The strategy is already bearing fruit. Last year CIMMYT, CIAT and biofortification association HarvestPlus launched a zinc-enriched maize variety​ to address zinc deficiency that affects 22% of the Colombian population.

According to Fenalce, the biggest maize-producing regions in Colombia are Córdoba, Sucre, and Bolivar (25.6%), Tolima, Huila (15.3%), Santander, Cesar (13.8%), and Llanos Orientales (9.6%).

Around 360,000 households grew corn last year and this is expected to increase to 800,000 by 2030.

Govaert said he expected 100% of farmers using mechanized farming techniques to plant improved maize seed by 2030, compared to 10% of farmers using traditional techniques.

What is sustainable intensification?

According to the United Nations’ Food and Agriculture Organization (FAO), transitioning to the sustainable intensification of agriculture is both possible and necessary.

Sustainable intensification looks at whole landscapes, territories, and ecosystems to optimize resource utilization and management.

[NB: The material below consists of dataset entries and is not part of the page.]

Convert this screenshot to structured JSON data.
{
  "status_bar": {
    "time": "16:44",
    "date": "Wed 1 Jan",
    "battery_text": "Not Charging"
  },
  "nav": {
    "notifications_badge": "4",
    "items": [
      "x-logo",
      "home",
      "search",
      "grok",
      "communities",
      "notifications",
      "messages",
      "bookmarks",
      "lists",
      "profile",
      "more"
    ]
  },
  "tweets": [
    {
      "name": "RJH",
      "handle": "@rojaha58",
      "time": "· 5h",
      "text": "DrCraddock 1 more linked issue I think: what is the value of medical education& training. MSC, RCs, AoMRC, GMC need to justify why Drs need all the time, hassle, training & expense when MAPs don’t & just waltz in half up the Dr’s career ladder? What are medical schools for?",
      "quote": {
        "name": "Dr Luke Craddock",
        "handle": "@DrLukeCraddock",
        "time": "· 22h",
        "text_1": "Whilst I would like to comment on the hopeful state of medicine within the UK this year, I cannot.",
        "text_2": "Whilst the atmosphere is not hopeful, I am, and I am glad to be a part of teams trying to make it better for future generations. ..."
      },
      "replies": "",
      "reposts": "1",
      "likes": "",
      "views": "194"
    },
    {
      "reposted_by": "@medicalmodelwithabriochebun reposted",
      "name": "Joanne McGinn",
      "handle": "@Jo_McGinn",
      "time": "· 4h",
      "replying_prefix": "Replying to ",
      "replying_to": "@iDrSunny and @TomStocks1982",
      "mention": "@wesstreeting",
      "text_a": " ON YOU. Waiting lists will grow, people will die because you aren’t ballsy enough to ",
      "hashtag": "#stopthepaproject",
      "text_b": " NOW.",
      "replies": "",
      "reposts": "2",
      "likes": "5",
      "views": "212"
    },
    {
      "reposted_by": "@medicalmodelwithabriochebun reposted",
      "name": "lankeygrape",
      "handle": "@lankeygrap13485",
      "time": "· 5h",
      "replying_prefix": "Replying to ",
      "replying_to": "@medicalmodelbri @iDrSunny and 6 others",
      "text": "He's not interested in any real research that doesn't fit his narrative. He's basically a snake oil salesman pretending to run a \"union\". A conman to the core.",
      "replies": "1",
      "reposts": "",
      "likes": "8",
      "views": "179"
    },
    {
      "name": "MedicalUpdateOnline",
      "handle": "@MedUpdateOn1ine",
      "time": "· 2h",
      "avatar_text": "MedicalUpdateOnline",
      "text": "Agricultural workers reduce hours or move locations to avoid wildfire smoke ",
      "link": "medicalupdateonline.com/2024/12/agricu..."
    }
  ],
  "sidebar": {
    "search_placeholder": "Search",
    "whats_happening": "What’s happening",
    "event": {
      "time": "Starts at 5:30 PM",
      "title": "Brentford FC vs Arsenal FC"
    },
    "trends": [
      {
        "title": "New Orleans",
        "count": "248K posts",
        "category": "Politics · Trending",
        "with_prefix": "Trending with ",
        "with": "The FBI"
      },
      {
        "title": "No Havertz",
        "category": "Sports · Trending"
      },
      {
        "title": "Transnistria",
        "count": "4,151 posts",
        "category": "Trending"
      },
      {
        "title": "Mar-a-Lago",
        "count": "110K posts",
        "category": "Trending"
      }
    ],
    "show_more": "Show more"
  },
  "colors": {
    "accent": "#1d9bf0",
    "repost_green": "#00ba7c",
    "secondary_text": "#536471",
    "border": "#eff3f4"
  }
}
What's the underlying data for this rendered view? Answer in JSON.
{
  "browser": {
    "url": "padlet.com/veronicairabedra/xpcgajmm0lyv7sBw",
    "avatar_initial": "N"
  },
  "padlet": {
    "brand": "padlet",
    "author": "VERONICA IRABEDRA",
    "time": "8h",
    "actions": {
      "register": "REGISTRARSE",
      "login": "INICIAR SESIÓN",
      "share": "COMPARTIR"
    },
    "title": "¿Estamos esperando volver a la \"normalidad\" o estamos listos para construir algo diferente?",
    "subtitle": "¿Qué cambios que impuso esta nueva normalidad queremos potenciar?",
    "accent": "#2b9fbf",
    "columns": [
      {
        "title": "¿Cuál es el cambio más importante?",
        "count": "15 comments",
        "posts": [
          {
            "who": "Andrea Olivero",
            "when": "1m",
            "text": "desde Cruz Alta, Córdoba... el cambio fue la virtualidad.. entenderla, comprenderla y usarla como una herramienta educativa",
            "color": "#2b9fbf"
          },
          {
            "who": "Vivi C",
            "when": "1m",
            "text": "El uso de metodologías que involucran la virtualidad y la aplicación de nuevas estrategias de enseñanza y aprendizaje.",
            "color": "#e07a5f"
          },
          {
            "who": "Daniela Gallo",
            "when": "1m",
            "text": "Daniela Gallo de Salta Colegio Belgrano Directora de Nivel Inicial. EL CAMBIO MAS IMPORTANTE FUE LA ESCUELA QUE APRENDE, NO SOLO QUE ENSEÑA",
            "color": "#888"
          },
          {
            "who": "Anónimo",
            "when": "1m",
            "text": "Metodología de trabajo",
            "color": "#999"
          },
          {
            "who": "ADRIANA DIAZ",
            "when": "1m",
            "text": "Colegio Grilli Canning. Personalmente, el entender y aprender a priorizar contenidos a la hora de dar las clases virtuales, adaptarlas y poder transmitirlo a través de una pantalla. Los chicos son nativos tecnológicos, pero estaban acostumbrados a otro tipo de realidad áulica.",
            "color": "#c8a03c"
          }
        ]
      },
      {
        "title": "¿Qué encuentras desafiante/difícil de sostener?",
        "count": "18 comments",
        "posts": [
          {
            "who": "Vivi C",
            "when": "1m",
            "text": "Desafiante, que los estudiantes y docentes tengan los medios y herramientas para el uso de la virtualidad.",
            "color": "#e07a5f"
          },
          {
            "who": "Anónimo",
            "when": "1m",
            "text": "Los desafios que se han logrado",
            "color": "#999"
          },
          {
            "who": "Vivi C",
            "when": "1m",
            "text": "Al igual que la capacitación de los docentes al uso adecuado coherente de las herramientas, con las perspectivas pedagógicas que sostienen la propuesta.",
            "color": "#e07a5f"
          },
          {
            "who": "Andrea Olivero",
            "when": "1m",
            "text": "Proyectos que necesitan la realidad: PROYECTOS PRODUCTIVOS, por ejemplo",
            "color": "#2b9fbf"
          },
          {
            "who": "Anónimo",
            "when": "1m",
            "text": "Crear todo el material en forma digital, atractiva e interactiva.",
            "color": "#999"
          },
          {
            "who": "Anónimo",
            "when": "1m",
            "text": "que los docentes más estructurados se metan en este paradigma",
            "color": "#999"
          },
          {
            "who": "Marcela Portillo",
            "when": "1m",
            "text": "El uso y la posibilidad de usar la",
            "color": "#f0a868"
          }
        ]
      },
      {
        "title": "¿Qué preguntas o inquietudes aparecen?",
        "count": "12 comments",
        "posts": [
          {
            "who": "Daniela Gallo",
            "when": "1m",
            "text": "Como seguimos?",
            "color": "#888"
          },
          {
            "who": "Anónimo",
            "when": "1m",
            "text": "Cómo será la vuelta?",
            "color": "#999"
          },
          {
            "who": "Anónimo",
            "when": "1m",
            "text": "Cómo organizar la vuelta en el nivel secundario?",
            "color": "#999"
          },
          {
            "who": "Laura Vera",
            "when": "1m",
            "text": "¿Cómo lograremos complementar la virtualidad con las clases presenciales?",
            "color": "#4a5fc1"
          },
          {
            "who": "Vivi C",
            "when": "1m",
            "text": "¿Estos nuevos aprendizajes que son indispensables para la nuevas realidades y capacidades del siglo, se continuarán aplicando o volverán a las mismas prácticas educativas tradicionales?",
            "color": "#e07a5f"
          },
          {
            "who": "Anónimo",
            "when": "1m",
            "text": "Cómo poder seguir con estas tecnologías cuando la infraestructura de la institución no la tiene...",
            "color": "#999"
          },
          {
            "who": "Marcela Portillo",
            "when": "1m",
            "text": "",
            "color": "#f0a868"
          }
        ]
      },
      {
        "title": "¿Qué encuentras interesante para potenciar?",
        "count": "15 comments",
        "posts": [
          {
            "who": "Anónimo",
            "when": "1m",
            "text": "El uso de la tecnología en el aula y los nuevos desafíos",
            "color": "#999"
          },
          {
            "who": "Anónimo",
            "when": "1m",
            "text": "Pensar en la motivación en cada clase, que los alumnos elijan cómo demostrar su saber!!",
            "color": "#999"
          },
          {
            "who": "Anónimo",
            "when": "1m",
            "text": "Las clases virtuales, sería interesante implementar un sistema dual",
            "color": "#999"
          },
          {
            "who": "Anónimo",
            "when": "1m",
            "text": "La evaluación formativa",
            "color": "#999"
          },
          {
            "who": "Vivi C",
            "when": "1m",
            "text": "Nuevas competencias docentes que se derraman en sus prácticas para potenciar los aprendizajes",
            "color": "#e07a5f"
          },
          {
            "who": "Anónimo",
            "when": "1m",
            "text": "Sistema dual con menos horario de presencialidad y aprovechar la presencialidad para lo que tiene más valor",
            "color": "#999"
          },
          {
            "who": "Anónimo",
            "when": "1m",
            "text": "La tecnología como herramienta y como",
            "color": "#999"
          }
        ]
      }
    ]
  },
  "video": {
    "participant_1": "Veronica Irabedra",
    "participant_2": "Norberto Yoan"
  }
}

Farmers must produce more from the same area of land and use fewer inputs while producing greater yields.”

This should be done by limiting chemical contamination and manage biodiversity, said the FAO.

Govaerts said: “It is a farming strategy that aims to make optimal use of resources and inputs to increase yields​. It also aims to conserve resources essential to food production so that farmers may constantly achieve high and stable yields while generating a healthy diet.

“The strategy is based on the adoption of conservation agriculture, improved and adapted seed varieties, precision farming machinery for different production scales, integrated soil management, and nutrition practices, and post-harvest storage solutions. The model relies on extension services, monitoring and a constant exchange of information between farmers, technicians, and scientists so that farmers may produce more sustainably.”